Charidotella sexpunctata, the golden tortoise beetle, is a species of beetle in the leaf beetle family, Chrysomelidae. It is native to the Americas.

Taxonomy
There are two subspecies, ssp. bicolor and ssp. sexpunctata.

Description
Adult C. sexpunctata measure 5–7 mm in length. They are variable in color from reddish-brown with black spots to brilliant, mirror-like gold, earning it the nickname "goldbug". Elytral margins are expanded and nearly transparent.
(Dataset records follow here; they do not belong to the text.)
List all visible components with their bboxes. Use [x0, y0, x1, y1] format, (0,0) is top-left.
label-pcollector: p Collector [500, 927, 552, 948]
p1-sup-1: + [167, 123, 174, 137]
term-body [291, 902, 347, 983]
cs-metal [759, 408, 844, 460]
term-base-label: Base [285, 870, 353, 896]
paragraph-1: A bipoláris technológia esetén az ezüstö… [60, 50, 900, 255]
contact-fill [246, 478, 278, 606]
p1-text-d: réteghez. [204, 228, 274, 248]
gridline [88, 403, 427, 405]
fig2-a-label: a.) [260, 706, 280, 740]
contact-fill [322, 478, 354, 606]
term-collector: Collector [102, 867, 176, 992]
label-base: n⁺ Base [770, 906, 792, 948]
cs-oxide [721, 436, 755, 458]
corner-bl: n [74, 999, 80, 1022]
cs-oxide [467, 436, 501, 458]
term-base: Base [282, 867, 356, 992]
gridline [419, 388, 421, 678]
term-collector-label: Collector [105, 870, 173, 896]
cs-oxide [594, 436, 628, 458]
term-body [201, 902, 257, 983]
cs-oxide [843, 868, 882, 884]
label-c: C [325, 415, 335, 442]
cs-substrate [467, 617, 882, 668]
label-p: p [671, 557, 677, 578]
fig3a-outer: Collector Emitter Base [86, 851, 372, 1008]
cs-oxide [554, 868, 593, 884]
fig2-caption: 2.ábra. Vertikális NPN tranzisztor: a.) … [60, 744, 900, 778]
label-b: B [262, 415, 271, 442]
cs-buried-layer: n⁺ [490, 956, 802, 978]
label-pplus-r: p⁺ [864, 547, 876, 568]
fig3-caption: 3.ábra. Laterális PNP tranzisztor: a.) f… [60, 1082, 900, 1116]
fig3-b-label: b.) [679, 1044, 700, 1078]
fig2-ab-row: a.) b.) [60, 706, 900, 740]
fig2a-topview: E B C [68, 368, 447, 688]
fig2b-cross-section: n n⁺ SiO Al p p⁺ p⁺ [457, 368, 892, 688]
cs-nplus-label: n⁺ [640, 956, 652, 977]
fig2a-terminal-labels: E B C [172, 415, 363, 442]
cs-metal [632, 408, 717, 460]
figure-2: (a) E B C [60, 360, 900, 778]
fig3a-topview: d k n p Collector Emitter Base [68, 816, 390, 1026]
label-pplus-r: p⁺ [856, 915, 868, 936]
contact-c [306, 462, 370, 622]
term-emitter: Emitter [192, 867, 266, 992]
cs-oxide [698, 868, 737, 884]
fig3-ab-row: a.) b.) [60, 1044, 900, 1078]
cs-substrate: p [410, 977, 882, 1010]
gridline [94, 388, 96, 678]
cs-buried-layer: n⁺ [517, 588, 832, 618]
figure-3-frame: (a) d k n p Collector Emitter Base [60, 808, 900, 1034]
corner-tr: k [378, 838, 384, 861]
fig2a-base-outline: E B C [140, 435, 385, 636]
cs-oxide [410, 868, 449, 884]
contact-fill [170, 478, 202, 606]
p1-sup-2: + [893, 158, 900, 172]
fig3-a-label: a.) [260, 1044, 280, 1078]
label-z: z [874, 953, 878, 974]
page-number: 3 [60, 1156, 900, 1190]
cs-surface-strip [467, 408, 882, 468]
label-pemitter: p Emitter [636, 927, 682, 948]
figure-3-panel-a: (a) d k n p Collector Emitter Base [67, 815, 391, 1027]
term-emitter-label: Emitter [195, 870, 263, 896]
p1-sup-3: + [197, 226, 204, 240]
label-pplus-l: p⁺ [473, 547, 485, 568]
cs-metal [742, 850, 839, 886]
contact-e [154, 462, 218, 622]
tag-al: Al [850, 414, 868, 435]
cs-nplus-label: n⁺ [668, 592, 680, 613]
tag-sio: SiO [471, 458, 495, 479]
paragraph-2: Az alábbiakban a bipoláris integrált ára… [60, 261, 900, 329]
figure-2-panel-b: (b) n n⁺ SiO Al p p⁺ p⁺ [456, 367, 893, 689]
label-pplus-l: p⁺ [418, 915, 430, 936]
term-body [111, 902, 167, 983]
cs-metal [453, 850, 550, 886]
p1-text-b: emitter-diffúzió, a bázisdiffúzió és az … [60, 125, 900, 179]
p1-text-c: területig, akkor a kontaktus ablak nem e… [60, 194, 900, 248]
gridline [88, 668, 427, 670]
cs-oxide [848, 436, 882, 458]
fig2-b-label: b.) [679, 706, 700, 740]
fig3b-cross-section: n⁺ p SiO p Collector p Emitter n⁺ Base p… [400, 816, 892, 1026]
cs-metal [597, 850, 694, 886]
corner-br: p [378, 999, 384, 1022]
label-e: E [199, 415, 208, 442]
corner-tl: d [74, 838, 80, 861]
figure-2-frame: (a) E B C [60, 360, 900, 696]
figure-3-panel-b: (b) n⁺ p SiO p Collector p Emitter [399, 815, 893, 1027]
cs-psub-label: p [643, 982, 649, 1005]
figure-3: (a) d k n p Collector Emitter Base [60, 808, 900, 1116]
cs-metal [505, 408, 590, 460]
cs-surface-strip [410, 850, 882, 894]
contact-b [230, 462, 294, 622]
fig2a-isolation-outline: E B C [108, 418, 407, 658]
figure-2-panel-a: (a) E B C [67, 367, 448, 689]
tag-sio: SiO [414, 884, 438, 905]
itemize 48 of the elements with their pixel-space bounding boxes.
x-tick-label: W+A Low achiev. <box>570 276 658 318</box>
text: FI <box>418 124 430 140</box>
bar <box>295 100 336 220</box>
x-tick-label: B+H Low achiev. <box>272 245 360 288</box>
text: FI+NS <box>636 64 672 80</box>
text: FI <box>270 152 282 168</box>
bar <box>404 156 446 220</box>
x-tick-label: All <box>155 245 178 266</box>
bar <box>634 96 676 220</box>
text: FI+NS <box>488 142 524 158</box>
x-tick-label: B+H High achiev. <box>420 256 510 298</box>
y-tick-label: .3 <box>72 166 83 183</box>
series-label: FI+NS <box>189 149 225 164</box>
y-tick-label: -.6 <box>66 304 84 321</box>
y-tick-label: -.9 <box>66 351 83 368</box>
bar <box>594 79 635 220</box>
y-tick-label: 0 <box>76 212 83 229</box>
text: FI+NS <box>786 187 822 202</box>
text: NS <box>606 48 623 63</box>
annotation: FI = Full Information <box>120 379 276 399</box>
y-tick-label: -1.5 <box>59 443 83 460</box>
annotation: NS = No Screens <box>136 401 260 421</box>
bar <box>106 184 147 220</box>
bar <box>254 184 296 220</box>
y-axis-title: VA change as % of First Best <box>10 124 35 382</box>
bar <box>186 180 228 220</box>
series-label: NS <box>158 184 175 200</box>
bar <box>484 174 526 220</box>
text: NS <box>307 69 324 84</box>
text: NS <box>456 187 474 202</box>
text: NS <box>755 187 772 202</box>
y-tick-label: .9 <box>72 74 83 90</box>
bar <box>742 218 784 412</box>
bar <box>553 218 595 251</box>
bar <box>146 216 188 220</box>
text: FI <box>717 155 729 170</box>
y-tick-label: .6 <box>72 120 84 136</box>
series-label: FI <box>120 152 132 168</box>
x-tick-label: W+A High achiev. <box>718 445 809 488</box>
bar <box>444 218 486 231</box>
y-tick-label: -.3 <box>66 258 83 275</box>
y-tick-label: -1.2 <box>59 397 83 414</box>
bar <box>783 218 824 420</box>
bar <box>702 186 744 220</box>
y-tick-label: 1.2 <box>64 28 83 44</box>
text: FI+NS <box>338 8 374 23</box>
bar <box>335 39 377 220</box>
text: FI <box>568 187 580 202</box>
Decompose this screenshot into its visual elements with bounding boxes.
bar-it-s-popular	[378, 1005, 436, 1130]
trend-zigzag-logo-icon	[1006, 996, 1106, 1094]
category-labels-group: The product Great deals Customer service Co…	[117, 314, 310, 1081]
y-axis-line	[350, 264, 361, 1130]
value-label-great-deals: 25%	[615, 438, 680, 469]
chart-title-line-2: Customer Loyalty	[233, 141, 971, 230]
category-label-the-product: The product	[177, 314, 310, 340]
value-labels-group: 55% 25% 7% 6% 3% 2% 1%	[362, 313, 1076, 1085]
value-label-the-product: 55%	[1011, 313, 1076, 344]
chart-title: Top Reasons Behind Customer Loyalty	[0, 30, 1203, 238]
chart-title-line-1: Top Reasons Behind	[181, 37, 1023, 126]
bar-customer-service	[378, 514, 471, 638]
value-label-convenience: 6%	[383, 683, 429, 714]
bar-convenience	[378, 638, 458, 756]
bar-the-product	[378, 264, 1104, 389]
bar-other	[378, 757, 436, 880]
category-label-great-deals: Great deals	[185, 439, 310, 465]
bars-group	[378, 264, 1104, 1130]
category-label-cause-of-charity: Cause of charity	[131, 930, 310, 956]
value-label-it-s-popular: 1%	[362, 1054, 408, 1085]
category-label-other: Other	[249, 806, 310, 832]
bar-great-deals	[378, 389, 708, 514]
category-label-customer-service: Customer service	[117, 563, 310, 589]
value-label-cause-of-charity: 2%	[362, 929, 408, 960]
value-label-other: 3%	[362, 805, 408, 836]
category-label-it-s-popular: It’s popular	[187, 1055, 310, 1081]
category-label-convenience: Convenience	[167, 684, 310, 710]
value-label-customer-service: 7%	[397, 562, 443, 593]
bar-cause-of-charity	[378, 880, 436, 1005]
The color changes through its development, during mating, and during times of disturbance, such as when it is touched by a human researcher. Scientists have not examined the color-change mechanism in this species.  However, color change in the related Panamanian Charidotella egregia (also called 'golden tortoise beetle') occurs when this beetle's elytra hydrate and dehydrate.  Adults of both species can turn from shiny gold through reddish-brown when disturbed.

Lifecycle
Female Charidotella sexpunctata lay clusters of  eggs on stems and on the undersides of host leaves. A spiny, yellowish or reddish brown larva emerges from its egg in 5 through 10 days. A larva accumulates its shed skins and frass on a structure called an anal fork, which it positions over its body as a fecal shield, evidently hiding the larva from predators. This is usually effective against smaller insect predators such as ants, but not larger ones, such as hemipterans. After two to three weeks, a larval Charidotella sexpunctata becomes a spiny brown frass-covered pupa, and in one to two weeks later it emerges as an adult.

Behaviour and diet
This beetle consumes foliage of plants in the family Convolvulaceae, including bindweeds, morning glory and sweet potato. Both adults and larvae feed on foliage.
These beetles play dead when disturbed.

Parasitoids
Parasitoids of this species include the eulophid wasp Tetrastichus cassidus and the tachinid fly Eucelatoriopsis dimmocki. Other predators, especially of the larvae, include ladybird beetles, damsel bugs, shield bugs and assassin bugs.